Look Who Just Threw Trump Under The Bus

Gage Skidmore from Peoria, AZ, United States of America, CC BY-SA 2.0 , via Wikimedia Commons

Nobody saw this coming.

In a new book, Betsy DeVos, former Trump-era Education Secretary, reveals the Capitol attack on January 6, 2021, was the last straw in standing by former President Donald Trump, adding that she was willing to use the 25th amendment to have Trump removed from office.

Writing about turning in her resignation letter on January 7, 2021, DeVos recalls that Trump’s refusal to accept the 2020 Presidential election results prevented her from passing her last piece of school choice agenda legislation through Congress.

In her book titled “Hostages No More: The Fight for Education Freedom and the Future of the American Child” which will be released on June 21, De Vos writes, “To me, there was a line in the sand.”

“It wasn’t about the election results,” she continued, “It was about the value and image of the United States. It was about the public service rising above self. The president had lost sight of that.”

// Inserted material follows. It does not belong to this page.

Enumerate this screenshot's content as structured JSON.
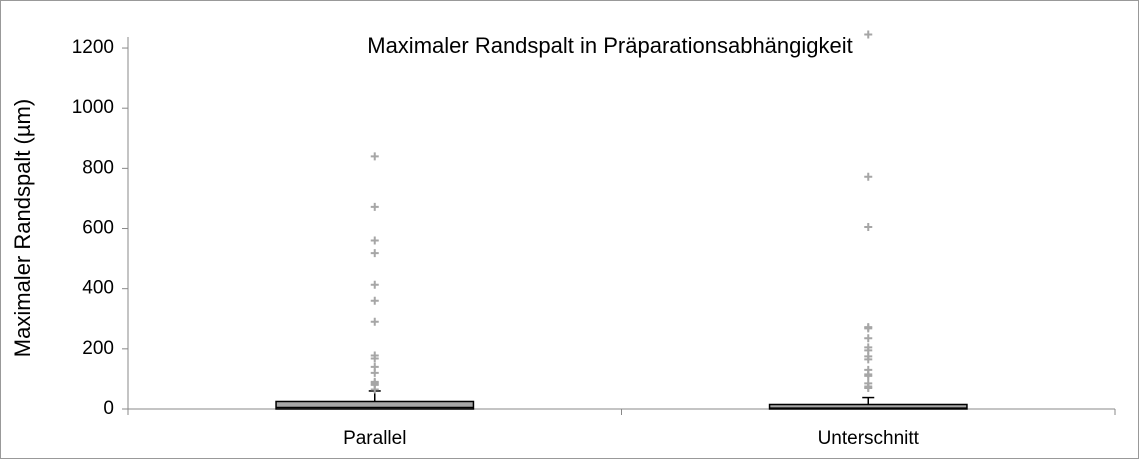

This is the first time DeVos has publicly spoken about what led her to resign in the final days of Trump’s administration, telling USA Today’s Ingrid Jacques in an interview that Trump’s actions “put roadblocks in the way” of her legislative goals.

In the interview, DeVos states, “I went to Washington to do a job on behalf of the American people and particularly for students, and a lot o what happened after the election sort of put roadblocks in the way of doing any major additional work.”

Devos continued, expressing her beliefs “that everything I could accomplish in office had been accomplished, based on that reality and that dynamic.”

The former Education Secretary gave insight into her thought process following the Jan. 6 Capitol attack, saying not seeing “the president step in and do what he could have done to turn [the riot] back or slow it down or really address the situation, it was just obvious to me that I couldn’t continue.”

DeVos emphasized how she was preoccupied with the impact the Capitol riot would have on children.

“I was thinking about the kids I was there to represent, and what they are seeing and what they are taking away from this — it was not defensible in any way.”